Пастор вновь покосился на Карата странно и отозвался не сразу:
– Какая занятная история… Да на вас разоришься, получается, вы исключительно белыми питаетесь. Где она ее взяла?
– Я случайно наткнулся на новенькую, не удержался, отдал ей одну жемчужину. Не хотел, чтобы она обратилась.
– Я так понимаю, весь жемчуг ты должен был принести в Полис?
– Естественно.
– В таком случае не могу не задать очевидный вопрос: почему тебя там не казнили за расточительство?
– Я сумел убедить Карбида, что это был правильный шаг.
– Вот так просто взял и убедил?
– Я тоже умею договариваться.
– Поверь – не умеешь. Как ты сумел его убедить?
– Очень сильно постарался, зато не соврал ни разу. Диана по дороге в Полис меня выручала не один раз, способная девочка, с учетом возраста – неглупая, она это заслужила. Я просто объяснил, что без нее, возможно, не сумел бы добраться, то есть Полис рисковал остаться вообще без жемчуга.
– Грамотный ход, но все же Карбид был слишком добр с тобой.
– Многое удачно сошлось в один момент. Повезло. У Дианы такие же проблемы, как мои?

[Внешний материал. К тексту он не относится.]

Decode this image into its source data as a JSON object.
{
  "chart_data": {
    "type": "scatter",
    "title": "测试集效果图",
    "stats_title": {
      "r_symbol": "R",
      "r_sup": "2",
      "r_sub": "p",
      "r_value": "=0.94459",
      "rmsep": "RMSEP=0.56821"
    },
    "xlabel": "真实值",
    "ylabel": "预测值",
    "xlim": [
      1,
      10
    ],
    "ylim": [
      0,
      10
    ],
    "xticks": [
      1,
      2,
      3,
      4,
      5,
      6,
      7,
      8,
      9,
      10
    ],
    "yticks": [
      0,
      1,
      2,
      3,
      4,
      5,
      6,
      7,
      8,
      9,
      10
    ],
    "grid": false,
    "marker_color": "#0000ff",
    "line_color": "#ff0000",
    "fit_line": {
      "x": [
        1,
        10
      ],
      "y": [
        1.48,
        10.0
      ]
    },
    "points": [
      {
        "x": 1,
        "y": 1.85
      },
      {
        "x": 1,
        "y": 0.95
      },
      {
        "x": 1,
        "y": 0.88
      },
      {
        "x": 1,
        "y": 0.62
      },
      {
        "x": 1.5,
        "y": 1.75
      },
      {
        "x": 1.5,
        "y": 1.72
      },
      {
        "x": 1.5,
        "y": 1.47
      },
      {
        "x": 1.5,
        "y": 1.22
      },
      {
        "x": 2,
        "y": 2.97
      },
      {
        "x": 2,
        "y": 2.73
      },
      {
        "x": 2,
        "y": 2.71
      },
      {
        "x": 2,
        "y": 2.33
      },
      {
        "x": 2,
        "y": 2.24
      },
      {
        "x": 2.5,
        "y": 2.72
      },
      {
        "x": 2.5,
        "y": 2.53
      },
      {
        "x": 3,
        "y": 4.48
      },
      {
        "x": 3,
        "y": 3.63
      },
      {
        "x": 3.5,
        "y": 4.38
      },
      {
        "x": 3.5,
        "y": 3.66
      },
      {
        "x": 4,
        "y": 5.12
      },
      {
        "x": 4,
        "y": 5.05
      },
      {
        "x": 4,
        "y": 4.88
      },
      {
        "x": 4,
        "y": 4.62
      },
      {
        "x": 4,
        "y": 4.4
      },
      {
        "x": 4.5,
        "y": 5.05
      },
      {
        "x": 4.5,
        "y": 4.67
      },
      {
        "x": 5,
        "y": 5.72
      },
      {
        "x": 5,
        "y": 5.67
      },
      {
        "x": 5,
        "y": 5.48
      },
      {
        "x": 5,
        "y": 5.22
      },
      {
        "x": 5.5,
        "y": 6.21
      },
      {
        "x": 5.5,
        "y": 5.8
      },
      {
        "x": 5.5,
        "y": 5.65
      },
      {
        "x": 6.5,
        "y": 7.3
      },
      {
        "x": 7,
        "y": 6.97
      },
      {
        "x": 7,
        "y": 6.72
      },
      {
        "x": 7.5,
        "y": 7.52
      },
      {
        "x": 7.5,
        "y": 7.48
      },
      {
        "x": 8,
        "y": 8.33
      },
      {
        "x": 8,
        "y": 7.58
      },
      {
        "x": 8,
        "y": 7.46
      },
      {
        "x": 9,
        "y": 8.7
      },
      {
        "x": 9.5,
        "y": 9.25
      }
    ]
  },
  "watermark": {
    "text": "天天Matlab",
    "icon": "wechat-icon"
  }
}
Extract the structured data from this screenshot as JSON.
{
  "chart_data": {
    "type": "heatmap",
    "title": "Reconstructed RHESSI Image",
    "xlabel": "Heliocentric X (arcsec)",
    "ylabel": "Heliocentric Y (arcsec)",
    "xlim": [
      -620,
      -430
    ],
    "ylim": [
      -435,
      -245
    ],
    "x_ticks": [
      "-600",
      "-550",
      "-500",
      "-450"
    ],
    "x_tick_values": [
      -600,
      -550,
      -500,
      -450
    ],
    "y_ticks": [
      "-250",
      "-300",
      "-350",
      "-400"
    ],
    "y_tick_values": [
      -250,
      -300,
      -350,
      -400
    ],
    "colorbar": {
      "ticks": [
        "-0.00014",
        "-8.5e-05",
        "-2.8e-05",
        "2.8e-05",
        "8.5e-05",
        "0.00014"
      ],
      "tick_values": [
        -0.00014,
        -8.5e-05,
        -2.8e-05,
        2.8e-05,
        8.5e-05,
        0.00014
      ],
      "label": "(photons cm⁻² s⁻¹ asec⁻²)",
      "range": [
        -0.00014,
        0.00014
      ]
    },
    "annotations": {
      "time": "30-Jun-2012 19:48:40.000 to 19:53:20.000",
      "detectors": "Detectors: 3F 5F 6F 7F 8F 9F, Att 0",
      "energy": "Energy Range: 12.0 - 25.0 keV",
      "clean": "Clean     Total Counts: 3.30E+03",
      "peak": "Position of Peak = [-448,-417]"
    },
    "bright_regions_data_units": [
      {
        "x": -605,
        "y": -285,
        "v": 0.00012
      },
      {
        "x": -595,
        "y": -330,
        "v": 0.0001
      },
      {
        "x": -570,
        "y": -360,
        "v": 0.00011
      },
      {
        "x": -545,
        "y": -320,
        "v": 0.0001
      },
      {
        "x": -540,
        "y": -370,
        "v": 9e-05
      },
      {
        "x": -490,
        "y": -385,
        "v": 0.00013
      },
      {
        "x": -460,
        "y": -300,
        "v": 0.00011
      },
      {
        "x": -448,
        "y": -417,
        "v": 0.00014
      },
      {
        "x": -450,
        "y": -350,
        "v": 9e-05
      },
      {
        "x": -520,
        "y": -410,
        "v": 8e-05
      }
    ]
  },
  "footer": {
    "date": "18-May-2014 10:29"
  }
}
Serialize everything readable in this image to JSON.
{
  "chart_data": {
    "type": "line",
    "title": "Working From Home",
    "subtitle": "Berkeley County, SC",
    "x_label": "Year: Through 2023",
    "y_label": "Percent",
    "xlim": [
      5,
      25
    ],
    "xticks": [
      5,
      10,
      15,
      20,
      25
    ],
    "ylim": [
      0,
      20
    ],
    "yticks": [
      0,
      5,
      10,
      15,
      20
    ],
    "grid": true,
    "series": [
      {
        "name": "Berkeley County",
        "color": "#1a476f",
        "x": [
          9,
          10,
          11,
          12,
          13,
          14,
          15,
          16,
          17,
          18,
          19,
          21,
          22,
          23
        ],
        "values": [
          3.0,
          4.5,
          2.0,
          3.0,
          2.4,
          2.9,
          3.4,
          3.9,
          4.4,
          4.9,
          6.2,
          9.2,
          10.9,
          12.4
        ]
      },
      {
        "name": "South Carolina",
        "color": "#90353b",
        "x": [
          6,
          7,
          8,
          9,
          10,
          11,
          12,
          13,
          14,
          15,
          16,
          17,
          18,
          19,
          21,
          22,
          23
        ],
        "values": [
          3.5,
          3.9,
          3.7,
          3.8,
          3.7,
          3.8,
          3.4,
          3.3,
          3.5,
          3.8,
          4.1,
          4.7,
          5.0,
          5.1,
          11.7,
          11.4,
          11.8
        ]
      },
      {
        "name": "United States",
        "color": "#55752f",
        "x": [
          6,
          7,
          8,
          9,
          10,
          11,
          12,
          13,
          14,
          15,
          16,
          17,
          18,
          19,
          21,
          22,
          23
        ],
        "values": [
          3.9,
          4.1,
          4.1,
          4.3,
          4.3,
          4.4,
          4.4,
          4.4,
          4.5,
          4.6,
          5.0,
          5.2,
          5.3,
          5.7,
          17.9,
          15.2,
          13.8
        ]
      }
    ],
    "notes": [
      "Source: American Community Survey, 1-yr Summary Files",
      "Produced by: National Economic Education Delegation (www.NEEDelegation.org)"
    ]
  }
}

– Если ты о том, что на таких, как ты и она, может разориться самый успешный стаб, то да, вы друг дружки стоите, крайне невыгодные.
– Вообще-то я не об этом.
– Я понимаю. Даже одного хигтера в жизни повстречать – уже чудо, а вас сразу двое. Необычная парочка. Что у нее за дар?
– Она нимфа.
– Сильная?
– При активации накрыла кучку крепких мужиков, один из них до этого был уверен, что у него иммунитет против нимф. К тому же он был квазом, у них и без подарков Улья повышенная устойчивость против подобных вещей. Оказалось, против Дианы его защита вообще не смотрится. Потом она на мертвяках тренировалась и потихоньку начала управлять бегунами.
– Мужчинами?
– Скорее, бывшими мужчинами. Ну так что с ее даром?
– Могу сказать то же, что и о твоем сказал.
– То есть ей можно смело принимать горошины и жемчуг, а если что-то пойдет не так, придется срочно искать легендарного знахаря?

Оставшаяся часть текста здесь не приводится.